The allusions to both Gigi and the city are often explicit: Maxim’s is a café in the film where the titular character is spurned by Parisian high society, for example, and the “green fertile valleys” and sea of ‘In The Green Wild’ could belong to nowhere but Los Angeles. But the references are often subtler than that, drawing on emotion rather than specifics, such as feelings of tender love in ‘World’ (“Heaven with eyes bright green / Every day my eyes are older / I grow a bit closer to you”), and shame and vitriol in ‘Maxim’s II’: “Drink some blood / Say it to my face / If you want to be starting something.” On ‘Horns Surrounding Me’, Holter’s character runs breathlessly from the paparazzi, her  panic heightened by a cascade of cymbals that recalls nothing so much as a barrage of camera flashes.

Nor does Holter shy from exploiting the full emotional potential of her raw, honeyed soprano. Pregnant with yearning, her harmonies on ‘Hello Stranger’ and ‘He Is Running Through My Eyes’ are soft with reverb but never overwhelmed by it. Her voice is a terse shout in one line and a paranoid whisper the next on ‘Maxim’s I’, and ‘In The Green Wild’ is even more intense as Holter follows a melodious trill with surreal, breathy exclamations: “In the green wild I am gone / My hands, toes, shoulders – gone!” She doesn’t just sing; she does Gigi in different voices, and all of them are sublime.

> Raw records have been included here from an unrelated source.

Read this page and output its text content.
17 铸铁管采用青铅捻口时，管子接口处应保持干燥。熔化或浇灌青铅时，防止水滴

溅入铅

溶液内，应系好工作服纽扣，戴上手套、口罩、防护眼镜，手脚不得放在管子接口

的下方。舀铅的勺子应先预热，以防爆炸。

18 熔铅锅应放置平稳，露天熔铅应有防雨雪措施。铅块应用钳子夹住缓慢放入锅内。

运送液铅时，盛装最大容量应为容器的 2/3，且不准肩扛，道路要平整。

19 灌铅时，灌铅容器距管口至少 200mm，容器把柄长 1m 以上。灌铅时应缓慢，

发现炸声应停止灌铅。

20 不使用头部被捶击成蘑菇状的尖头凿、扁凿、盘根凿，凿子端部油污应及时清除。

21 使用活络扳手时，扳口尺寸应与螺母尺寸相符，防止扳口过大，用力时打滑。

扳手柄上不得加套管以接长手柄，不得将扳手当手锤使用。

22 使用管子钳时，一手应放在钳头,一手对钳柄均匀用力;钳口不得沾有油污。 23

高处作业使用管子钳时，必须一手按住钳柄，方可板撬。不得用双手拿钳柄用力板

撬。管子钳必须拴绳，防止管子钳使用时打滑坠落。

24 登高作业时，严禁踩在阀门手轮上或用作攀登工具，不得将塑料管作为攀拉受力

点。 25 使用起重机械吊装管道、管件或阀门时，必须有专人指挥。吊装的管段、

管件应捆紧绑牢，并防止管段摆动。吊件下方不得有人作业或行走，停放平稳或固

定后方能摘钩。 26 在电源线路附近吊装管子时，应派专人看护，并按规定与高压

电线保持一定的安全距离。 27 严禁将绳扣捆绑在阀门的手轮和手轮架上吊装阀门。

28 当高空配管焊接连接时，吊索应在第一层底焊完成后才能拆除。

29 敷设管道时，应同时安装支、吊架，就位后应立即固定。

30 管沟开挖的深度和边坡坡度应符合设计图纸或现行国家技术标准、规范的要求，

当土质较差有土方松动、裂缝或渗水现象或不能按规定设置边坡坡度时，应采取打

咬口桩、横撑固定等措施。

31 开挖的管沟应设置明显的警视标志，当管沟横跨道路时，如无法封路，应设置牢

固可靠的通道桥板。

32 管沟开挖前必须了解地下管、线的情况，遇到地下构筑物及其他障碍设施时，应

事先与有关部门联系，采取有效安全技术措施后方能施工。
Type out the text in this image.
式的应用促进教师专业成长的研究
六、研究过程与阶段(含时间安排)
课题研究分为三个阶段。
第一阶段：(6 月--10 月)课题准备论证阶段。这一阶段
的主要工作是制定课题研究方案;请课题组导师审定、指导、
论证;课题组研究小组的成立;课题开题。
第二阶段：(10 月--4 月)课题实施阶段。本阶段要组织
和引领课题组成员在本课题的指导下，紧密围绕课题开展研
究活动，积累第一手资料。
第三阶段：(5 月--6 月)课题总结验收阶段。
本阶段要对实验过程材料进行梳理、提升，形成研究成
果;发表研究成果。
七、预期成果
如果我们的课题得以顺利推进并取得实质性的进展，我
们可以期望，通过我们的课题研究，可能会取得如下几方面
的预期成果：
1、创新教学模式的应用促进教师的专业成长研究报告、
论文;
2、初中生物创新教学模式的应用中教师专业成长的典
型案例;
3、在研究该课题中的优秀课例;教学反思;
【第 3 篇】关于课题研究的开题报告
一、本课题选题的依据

The instrumentation and arrangements are equally exquisite, from the opening string-bass passage of ‘In The Green Wild’ to ‘Hello Stranger’’s clusters of cymbals and panoramic strings. There’s a jewel-like clarity to the songs, Holter and her co-producer Cole Marsden Greif-Neill finely balancing the weighty trombone of ‘This Is A True Heart’ with shiver of keys and silken harmonies, or sitting every twang of string noise of ‘City Appearing’ perfectly in the mix. Holter’s spoken extensively of John Cage’s effect on her development as a musician, and his influence is clear both in her attention to space and fantastic dynamic range on songs like ‘Maxim’s II’, whose buried piano and dampened vocal swell into a jazzy cacophony. But it’s in Holter’s use of field recordings that her Cage-like love for sound itself comes through strongest. A strange burnt-rubber squeal and clamour of disembodied voices give ‘This Is A True Heart’ an ominous edge, and the fleeting ballad ‘He Is Running Through My Eyes’ is almost painfully intimate, laying bare the sounds of the piano itself alongside Holter’s voice and keys. Don’t let the singular beauty of Loud City Song fool you. Holter may write stunning pop-tinged songs, but she’s an experimental artist through and through.